Not everyone swallows all the brand hype. It isn't a coincidence that the word "brand" is banned from use in two of the most iconic companies in the world, Apple and Dyson. James Dyson says,

"There are people who believe in brands; I happen not to. We're designing things that have got to work properly and have better performance than other things. We don't allow anyone to use the word brand here. It's not in our lexicon. There are style gurus who don't like the look of a Dyson product. I think they are massively missing the point."

Steve Jobs was equally hostile to the concept of branding. According to Allison Johnson, Apple's Vice President of Worldwide Marketing Communication, "brand" was a dirty word among Apple employees and so was "marketing."

The lesson here is that if you spend your time building a brand rather than focusing on making a great product you are wasting your time. Marketing is what you do to compensate for a flawed product. When we point to companies like Dyson and Apple as examples of great marketing and strong brands we are praising the shortcut rather than canonizing the hard work that led to their success.

In hindsight, we applaud the vision that created iconic logos like the Nike swoosh, but when Nike's famous logo was created, Phil Knight's comment was not a master stroke of brilliance, it was just an acceptance of what was put in front of him at the time. He said, "I don't love it, but I think it will grow on me." It wasn't an inspired decision, he simply settled. When logo designers and brand advocates exalt the swoosh as the pinnacle of brand domination, the tail is wagging the dog.

If you work for a marketing or branding company you might feel like I am unfairly condemning your occupation to zombie-level. That's not true at all. The truth is that you are incredibly important to the survival of the creative race. You are poised to be the last line of defense before garbage enters the world. If you are a designer creating stellar design for less than stellar products, here are things that you should ask to ensure that your work is helping humanity and not piling on to the confusion. Is the product worthy of the beauty and creativity you are applying to it? Is there a belief system behind the product's creators that you support? Is the result of your work a confirmation of the product's integrity, or are you compensating for its lack of integrity?

If you answer "no" to any of these questions then you should reevaluate your employment. You can't create meaningful work in your current role. You are not an artist, you are a stylist. In the words of Robert Pirsig,

“It's the style that gets you; technological ugliness syruped over with romantic phoniness in an effort to produce beauty and profit by people who, though stylish, don't know where to start because no one has ever told them there's such a thing as Quality in this world and it's real, not style."

Forget about style. If you are legitimately focused on the future you are by definition not in style. This is a tough pill to swallow because most of us find ourselves putting positive spins on less than stellar situations. We want to create meaningful work. We recognize good work and desperately want to make the world a better place, but we feel stuck. Our jobs don't give us the opportunity to clarify the value of the brands and instead we muddy the tastes of the public, the one thing that could save us from the brand apocalypse.

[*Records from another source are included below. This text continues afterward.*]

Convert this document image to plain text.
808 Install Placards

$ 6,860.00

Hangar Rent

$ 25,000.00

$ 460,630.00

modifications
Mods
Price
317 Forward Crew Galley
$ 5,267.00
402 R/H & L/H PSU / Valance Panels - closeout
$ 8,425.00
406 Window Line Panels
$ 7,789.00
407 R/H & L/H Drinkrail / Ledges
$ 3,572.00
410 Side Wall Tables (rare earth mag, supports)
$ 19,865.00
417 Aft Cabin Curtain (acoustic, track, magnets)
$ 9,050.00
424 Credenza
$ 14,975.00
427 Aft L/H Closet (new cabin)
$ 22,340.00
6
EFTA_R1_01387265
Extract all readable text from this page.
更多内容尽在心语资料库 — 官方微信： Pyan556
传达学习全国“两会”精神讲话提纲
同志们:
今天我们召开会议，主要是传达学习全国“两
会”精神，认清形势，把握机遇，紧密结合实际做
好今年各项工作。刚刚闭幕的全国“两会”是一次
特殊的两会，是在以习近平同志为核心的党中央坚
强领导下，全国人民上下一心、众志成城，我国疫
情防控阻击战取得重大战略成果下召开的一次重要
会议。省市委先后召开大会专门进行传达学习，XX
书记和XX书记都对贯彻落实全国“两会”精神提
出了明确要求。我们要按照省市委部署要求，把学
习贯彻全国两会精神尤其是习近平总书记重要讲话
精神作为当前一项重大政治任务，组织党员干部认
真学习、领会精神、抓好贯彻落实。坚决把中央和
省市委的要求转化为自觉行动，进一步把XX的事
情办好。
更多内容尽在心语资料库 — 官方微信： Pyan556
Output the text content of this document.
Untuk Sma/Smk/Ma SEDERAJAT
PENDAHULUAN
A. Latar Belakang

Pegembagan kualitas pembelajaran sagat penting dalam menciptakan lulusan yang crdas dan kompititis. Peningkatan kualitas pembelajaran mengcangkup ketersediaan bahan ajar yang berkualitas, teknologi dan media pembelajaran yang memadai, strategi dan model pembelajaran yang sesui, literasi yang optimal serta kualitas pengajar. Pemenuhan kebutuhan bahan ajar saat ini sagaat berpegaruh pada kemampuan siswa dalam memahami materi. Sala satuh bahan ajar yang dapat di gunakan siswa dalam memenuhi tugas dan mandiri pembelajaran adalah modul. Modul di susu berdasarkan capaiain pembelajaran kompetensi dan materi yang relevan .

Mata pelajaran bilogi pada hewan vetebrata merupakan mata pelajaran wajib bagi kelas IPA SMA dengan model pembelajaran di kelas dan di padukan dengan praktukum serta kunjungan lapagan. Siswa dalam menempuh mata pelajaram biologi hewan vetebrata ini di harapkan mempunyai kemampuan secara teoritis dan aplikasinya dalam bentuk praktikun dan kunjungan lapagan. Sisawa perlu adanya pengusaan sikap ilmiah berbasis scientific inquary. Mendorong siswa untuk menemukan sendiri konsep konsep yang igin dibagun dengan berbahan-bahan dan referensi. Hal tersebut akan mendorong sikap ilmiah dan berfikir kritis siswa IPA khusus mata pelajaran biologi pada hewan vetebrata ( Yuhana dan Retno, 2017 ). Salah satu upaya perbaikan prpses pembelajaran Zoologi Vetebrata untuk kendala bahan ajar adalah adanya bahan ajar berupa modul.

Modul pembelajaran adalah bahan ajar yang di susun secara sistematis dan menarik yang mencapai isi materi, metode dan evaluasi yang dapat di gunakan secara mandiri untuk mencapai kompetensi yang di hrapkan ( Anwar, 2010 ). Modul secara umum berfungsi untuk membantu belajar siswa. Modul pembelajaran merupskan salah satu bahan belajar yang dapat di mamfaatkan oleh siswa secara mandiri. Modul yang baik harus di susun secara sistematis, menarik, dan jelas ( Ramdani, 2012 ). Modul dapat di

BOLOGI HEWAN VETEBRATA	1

We all want to be a part of something bigger, but what if everything that is bigger is a zombie institution? What are we losing when we sacrifice our artistic integrity for the comforts of a steady paycheck? If we find ourselves in the valley of the zombies, questioning our careers, and looking for the courage to change the course of our lives, the only place where we will find refuge is in our work. We must transform our doubt into energy that we invest in improving our skills. This investment will eventually pay off in the form of new career opportunities.